The load machine exposed customer data configurations that were incompatible with Python 3, so we had to implement warnings about these situations in Python 2 and make sure we fixed them before opening Python 3 again. It took a few days because we received customer data every day, so every time there was a warning, which made us have to wait another day.

Surprise in Production

  • 'decide'. The upper ()Is in the py2'decide'But in Py3 it is'SS'. When the last part of the product was migrated to PY3, it ended up crashing the product!
  • Comparing and sorting objects of different types works in Py2, but it hides a lot of bugs. We get some nasty surprises because this behavior leaks out of the stack in some non-obvious ways, especially in some sorted listsNoneFrom time to time. Overall, it was a win because we found quite a few bugs.NoneIt may come as a surprise to be at the top of the py2 list (you might expect it to be sorted to near zero!). Now we just have to deal with them.
  • '{}'.format(b'asd')In Python 2 it is'asd', but in Python 3 it is"b'asd'". In Python 3, almost any other behavior here would be better: the output is hexadecimal (the result is significantly different), the old behavior (the previous code runs), or the exception thrown (the best behavior!). .
  • int('1_0') In py 3 it’s 10, but not in PY2. This bothered us even before we switched to Py3. Because of this mismatch, another team using Py3 before us sent us valid values that we thought were invalid and they thought were valid. I personally think this decision was wrong: very strict parsing is the better default, and I fear this will continue to haunt us in subtle ways for years to come.

conclusion

In the end, we felt we really had no choice in the matter: Python 2 maintenance would stop at some point, and our dependencies would be limited to Py3, most notably Django. However, we wanted to do this conversion anyway, because we were often plagued by bytes/Unicode problems, and Python 3 merely fixed many minor bugs in Python 2. During this migration, we have found some actual bugs/misconfigurations in production. We also expect f-strings and ordered dictionaries to be available everywhere.

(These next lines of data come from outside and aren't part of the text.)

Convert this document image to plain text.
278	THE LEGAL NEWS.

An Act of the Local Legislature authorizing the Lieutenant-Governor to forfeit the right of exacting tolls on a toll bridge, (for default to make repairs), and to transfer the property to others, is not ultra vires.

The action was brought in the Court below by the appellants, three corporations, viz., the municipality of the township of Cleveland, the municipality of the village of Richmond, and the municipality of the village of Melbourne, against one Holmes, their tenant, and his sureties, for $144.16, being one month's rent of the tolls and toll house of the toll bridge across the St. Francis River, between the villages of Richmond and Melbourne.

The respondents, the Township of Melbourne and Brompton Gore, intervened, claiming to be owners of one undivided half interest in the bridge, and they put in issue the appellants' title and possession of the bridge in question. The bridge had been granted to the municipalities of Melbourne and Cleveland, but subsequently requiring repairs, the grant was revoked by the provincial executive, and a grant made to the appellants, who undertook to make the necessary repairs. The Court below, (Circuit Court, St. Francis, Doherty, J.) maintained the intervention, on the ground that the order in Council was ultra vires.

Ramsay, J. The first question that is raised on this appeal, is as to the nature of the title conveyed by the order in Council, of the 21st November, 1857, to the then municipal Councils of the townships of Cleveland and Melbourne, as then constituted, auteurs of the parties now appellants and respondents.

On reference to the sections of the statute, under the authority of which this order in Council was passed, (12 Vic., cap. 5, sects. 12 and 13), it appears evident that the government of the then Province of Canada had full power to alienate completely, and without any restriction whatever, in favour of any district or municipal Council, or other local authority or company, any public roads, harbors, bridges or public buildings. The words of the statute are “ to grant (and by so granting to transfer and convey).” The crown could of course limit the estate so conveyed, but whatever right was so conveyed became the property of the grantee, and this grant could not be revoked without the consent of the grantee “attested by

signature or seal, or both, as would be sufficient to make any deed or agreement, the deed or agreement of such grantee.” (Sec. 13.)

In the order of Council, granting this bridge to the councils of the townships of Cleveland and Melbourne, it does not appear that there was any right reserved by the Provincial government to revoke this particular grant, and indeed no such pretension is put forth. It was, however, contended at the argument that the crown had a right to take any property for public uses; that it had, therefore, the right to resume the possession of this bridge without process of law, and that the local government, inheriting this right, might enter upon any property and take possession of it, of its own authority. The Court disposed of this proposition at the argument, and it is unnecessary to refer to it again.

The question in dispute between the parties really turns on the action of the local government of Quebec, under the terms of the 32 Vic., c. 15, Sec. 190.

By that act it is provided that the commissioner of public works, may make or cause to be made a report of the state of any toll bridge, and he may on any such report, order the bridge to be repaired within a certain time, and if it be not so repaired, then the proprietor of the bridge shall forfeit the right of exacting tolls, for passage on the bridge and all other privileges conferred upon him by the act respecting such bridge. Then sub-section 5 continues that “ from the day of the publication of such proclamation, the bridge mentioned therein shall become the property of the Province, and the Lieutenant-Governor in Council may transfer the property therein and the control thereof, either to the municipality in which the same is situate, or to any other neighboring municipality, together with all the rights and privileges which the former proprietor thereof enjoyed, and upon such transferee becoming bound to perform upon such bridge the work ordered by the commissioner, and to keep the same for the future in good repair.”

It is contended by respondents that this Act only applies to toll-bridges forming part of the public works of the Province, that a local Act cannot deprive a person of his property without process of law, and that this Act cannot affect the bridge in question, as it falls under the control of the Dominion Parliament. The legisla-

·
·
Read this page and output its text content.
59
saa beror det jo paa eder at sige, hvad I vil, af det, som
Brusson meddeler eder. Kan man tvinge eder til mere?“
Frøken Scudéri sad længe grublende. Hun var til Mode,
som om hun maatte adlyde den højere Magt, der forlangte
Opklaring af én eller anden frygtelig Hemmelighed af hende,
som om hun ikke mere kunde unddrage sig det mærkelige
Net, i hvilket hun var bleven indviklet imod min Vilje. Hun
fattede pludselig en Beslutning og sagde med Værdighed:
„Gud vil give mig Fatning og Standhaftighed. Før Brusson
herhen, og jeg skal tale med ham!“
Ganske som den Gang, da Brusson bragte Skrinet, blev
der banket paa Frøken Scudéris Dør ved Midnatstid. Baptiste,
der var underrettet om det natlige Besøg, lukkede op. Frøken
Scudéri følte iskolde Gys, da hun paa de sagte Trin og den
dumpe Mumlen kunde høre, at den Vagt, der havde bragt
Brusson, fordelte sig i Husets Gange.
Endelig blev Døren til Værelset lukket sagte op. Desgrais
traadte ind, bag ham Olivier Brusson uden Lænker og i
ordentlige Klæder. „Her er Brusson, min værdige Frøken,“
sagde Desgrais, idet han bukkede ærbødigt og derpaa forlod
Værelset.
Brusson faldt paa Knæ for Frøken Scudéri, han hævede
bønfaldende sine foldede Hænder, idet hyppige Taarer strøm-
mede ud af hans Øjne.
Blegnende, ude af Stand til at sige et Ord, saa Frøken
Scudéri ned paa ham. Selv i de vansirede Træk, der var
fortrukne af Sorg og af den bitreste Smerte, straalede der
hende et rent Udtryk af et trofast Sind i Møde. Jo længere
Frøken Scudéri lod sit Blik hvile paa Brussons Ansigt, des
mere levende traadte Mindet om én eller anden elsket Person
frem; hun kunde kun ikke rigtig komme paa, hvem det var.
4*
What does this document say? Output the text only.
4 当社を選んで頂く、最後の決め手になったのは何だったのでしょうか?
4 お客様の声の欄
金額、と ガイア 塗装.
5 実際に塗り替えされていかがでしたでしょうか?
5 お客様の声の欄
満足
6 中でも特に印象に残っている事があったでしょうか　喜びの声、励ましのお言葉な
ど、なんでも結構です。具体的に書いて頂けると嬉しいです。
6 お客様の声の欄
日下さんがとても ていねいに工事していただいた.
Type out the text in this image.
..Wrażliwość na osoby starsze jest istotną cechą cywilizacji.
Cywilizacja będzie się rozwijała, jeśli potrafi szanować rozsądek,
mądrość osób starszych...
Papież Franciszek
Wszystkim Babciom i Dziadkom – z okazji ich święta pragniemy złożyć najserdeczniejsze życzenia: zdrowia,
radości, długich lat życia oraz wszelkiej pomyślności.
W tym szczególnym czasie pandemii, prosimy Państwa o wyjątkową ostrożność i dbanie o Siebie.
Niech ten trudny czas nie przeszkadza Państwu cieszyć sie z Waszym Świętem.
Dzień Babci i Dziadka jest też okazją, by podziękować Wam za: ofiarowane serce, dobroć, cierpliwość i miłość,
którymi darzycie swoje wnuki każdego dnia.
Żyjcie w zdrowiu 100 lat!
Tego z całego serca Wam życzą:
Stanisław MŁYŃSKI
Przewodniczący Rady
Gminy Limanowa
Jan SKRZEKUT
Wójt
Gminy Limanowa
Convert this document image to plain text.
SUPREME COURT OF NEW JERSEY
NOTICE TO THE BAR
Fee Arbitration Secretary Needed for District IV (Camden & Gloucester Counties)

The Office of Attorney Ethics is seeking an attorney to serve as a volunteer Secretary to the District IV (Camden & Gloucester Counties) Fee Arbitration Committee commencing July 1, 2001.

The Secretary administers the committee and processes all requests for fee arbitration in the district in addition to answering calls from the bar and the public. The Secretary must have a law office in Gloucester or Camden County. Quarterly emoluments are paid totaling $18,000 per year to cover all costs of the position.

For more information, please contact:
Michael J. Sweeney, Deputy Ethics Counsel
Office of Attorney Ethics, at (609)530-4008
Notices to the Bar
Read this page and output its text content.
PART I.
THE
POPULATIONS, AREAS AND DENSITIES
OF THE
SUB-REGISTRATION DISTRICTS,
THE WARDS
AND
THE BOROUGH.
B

The Nuggets Translation Project is a community that translates quality Internet technical articles from English sharing articles on nuggets. The content covers Android, iOS, front-end, back-end, blockchain, products, design, artificial intelligence and other fields. If you want to see more high-quality translation, please continue to pay attention to the Translation plan of Digging Gold, the official Weibo, Zhihu column.